Pro-government media have already portrayed the protest organisers and the protesters as irresponsible and risking other people’s lives by mass gatherings during a pandemic. 

“It’s obvious that any gatherings – regardless of what they are about – will provide the virus with an opportunity to spread,” Health Minister Adam Niedzielski told a news conference today.

But the October protests did not result in a significant growth in new infections. How they will pan out now is unclear, however, after the discovery of the more contagious strain of the coronavirus, the same that has pushed up the UK’s infection rate recently. 

The Tribunal, which the co-ruling Law and Justice (PiS) party stacked with loyalists, making it effectively a government tool to manipulate issues of the constitutionality of the law, ruled in October on a motion submitted in 2019 by a group of conservative lawmakers.
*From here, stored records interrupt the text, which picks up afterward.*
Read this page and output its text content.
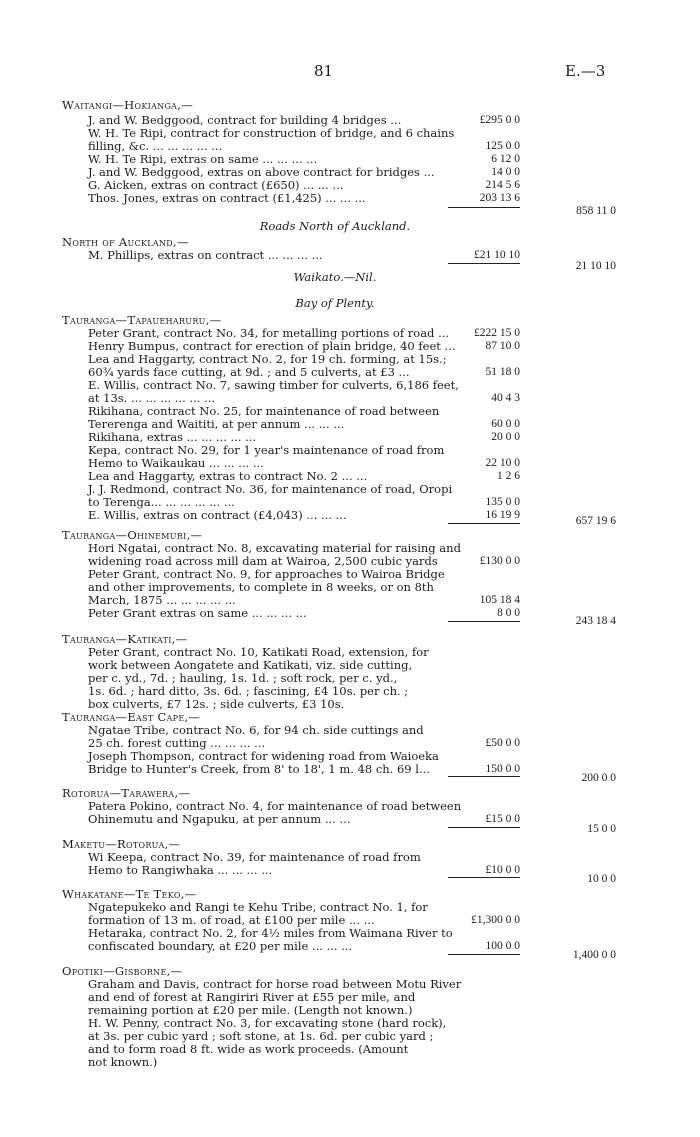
81	E.—3
Waitangi—Hokianga,—
J. and W. Bedggood, contract for building 4 bridges ...	£295 0 0
W. H. Te Ripi, contract for construction of bridge, and 6 chains
filling, &c. ... ... ... ... ...	125 0 0
W. H. Te Ripi, extras on same ... ... ... ...	6 12 0
J. and W. Bedggood, extras on above contract for bridges ...	14 0 0
G. Aicken, extras on contract (£650) ... ... ...	214 5 6
Thos. Jones, extras on contract (£1,425) ... ... ...	203 13 6
858 11 0
Roads North of Auckland.
North of Auckland,—
M. Phillips, extras on contract ... ... ... ...	£21 10 10
21 10 10
Waikato.—Nil.
Bay of Plenty.
Tauranga—Tapaueharuru,—
Peter Grant, contract No. 34, for metalling portions of road ...	£222 15 0
Henry Bumpus, contract for erection of plain bridge, 40 feet ...	87 10 0
Lea and Haggarty, contract No. 2, for 19 ch. forming, at 15s.;
60¾ yards face cutting, at 9d. ; and 5 culverts, at £3 ...	51 18 0
E. Willis, contract No. 7, sawing timber for culverts, 6,186 feet,
at 13s. ... ... ... ... ... ...	40 4 3
Rikihana, contract No. 25, for maintenance of road between
Tererenga and Waititi, at per annum ... ... ...	60 0 0
Rikihana, extras ... ... ... ... ...	20 0 0
Kepa, contract No. 29, for 1 year's maintenance of road from
Hemo to Waikaukau ... ... ... ...	22 10 0
Lea and Haggarty, extras to contract No. 2 ... ...	1 2 6
J. J. Redmond, contract No. 36, for maintenance of road, Oropi
to Terenga... ... ... ... ... ...	135 0 0
E. Willis, extras on contract (£4,043) ... ... ...	16 19 9	657 19 6
Tauranga—Ohinemuri,—
Hori Ngatai, contract No. 8, excavating material for raising and
widening road across mill dam at Wairoa, 2,500 cubic yards	£130 0 0
Peter Grant, contract No. 9, for approaches to Wairoa Bridge
and other improvements, to complete in 8 weeks, or on 8th
March, 1875 ... ... ... ... ...	105 18 4
Peter Grant extras on same ... ... ... ...	8 0 0
243 18 4
Tauranga—Katikati,—
Peter Grant, contract No. 10, Katikati Road, extension, for
work between Aongatete and Katikati, viz. side cutting,
per c. yd., 7d. ; hauling, 1s. 1d. ; soft rock, per c. yd.,
1s. 6d. ; hard ditto, 3s. 6d. ; fascining, £4 10s. per ch. ;
box culverts, £7 12s. ; side culverts, £3 10s.
Tauranga—East Cape,—
Ngatae Tribe, contract No. 6, for 94 ch. side cuttings and
25 ch. forest cutting ... ... ... ...	£50 0 0
Joseph Thompson, contract for widening road from Waioeka
Bridge to Hunter's Creek, from 8' to 18', 1 m. 48 ch. 69 l...	150 0 0
200 0 0
Rotorua—Tarawera,—
Patera Pokino, contract No. 4, for maintenance of road between
Ohinemutu and Ngapuku, at per annum ... ...	£15 0 0
15 0 0
Maketu—Rotorua,—
Wi Keepa, contract No. 39, for maintenance of road from
Hemo to Rangiwhaka ... ... ... ...	£10 0 0
10 0 0
Whakatane—Te Teko,—
Ngatepukeko and Rangi te Kehu Tribe, contract No. 1, for
formation of 13 m. of road, at £100 per mile ... ...	£1,300 0 0
Hetaraka, contract No. 2, for 4½ miles from Waimana River to
confiscated boundary, at £20 per mile ... ... ...	100 0 0
1,400 0 0
Opotiki—Gisborne,—
Graham and Davis, contract for horse road between Motu River
and end of forest at Rangiriri River at £55 per mile, and
remaining portion at £20 per mile. (Length not known.)
H. W. Penny, contract No. 3, for excavating stone (hard rock),
at 3s. per cubic yard ; soft stone, at 1s. 6d. per cubic yard ;
and to form road 8 ft. wide as work proceeds. (Amount
not known.)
Terminating pregnancy in case of foetal defects is against Poland’s Constitution as it violates the right to life, the Tribunal said. After the ruling, Polish women will only be able to have an abortion in cases of rape, incest, and if the life of the woman is in danger.

Following the publication of the ruling, there quickly appeared accounts of doctors who said women awaiting abortion due to foetal defects could no longer have it. 

“Women do not feel safe … because they know that when a termination is required, it will not be available in Poland. They are concerned about their health and that they will be forced to carry on the pregnancy and watch their child die right after giving birth,” gynaecologist Anna Parzyńska told private broadcaster TVN24.

Abortion due to foetal abnormalities made up nearly all of some 1,100 legal abortions performed in Poland last year. Women’s rights organisations estimate that the real number of women having an abortion in Poland is between 100,000 and 150,000.

PiS has long tried to live up to the wishes of conservative and Catholic church-linked parts of its electorate by tightening Poland’s already stringent abortion laws. But an attempt to do so fizzled out in 2016, as the ruling party backed down when faced with mass protests.